Groups of six people from any number of households can now dine together indoors or outdoors, and indoor fitness classes can resume.
Indoor social gatherings with a maximum of five people from only one other household are now allowed, as are outdoor seated gatherings like a memorial service of up to 50 people.
Travel restrictions between B.C. health authorities remain in effect for at least the next three weeks but travel within health regions is no longer discouraged.
The second reopening stage, which would allow recreational travel within B.C., outdoor social gatherings of up to 50 people and increased indoor and outdoor team sports for all ages, could begin as early as June 15 if cases and hospitalizations continue to decline and 65 per cent of adults are vaccinated.
And increased vaccinations rates and fewer hospitalizations and new cases could usher in recreational travel across Canada as early as July 1, with no limits on social gatherings indoors or outdoors and outdoor events like fairs and festivals beginning. That third phase could see mask use in indoor spaces become recommended rather than mandatory.
And the fourth phase, which could begin at earliest on Sept. 7 if cases and hospitalizations remain low, would see regular social contact levels, sporting events with crowds and open offices and workplaces.
The time gaps between each phase will allow the province to evaluate the impact of reopening on cases and illness, Henry said, and slow down when needed.
“It will be based on data and not the dates.”
Henry and Health Minister Adrian Dix also said that as vaccine supply increases, second doses for older people and those who are immunocompromised or deemed clinically extremely vulnerable will be prioritized and moved up earlier than the current nearly four-month interval.
But the province will not be considering the proportion of the population with second vaccine doses in its reopening plans.
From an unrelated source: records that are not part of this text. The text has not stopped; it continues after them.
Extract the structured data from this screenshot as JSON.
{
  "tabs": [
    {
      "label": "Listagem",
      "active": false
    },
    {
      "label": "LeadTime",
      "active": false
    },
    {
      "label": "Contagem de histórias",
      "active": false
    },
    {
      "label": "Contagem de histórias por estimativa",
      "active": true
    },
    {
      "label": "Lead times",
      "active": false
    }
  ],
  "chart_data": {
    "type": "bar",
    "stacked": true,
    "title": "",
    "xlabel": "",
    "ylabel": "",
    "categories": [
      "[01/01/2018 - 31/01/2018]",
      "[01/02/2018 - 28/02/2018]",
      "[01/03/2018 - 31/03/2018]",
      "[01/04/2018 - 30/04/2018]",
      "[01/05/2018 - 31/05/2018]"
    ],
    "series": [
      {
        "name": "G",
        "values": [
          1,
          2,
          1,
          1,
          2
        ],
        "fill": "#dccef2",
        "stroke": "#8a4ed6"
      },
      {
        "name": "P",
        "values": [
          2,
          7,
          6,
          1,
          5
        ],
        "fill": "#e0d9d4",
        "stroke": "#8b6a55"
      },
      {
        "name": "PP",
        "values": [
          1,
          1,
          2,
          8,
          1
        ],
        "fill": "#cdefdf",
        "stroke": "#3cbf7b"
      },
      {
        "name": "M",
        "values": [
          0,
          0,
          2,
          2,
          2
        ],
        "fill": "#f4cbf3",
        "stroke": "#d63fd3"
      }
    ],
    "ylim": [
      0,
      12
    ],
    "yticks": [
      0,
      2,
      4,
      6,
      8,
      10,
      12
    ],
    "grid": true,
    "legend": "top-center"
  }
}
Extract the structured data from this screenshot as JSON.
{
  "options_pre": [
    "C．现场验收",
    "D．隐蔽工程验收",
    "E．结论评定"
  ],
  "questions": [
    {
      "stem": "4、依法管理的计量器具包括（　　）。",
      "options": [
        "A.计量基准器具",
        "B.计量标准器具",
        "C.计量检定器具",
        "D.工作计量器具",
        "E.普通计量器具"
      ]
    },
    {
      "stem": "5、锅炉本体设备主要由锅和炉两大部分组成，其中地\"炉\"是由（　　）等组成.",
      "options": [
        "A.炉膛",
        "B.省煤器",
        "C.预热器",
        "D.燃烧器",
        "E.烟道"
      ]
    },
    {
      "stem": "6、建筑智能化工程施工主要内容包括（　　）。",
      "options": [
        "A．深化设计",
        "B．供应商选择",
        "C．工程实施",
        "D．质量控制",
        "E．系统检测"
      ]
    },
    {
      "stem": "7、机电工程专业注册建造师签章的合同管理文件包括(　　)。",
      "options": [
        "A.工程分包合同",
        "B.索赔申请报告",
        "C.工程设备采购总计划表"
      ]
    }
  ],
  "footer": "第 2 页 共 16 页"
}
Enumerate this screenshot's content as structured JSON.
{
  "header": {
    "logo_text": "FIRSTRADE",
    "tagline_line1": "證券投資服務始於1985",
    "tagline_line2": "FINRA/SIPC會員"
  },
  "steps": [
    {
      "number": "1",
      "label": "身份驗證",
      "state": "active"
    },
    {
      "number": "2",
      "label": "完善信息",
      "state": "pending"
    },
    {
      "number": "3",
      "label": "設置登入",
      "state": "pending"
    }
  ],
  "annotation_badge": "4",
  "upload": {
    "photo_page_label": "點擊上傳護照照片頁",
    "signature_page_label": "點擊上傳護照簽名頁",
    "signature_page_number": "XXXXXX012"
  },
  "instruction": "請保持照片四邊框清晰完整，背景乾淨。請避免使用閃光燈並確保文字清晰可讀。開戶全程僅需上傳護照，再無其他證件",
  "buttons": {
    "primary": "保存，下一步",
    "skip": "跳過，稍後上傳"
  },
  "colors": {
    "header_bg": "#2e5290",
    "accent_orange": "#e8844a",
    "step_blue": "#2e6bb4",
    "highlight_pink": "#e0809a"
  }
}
Some studies have identified second doses as important in protecting against COVID variants.
Henry said the province’s prioritization of single doses has shown how effective they are at protecting individuals by limiting community transmission. Second doses bolster personal protection much more than community protection, she said.
“Right now, the most important thing is getting as many people protected as possible and then we are going to be increasing the personal protection individuals have,” said Henry.
When asked by The Tyee whether there was an acceptable threshold for daily deaths in the plan, Henry said no.
“Everything we’ve been doing has been to prevent severe illness and dying from COVID-19 and that continues to be the focus of what we’re doing,” said Henry.
Horgan, Dix and Henry acknowledged that many may be feeling anxious about the resumption of close-to-normal life.
“We all need to be mindful and respectful of that, because not everybody is in the same boat as we’ve been saying from the very beginning of this storm,” said Henry.
In response to a Tyee question about how much confidence immunocompromised people, disabled people and those at higher risk for serious illness should have that this plan will protect them, Henry acknowledged that they will need to continue taking more care than the general population.
“You will get your second dose, but even that is not going to protect you 100 per cent, and you will need to keep taking precautions to protect yourself to protect those around you,” she noted.
“It may be slower for some communities and certainly some individuals to get to a place where they’re comfortable not taking the precautions we have been.”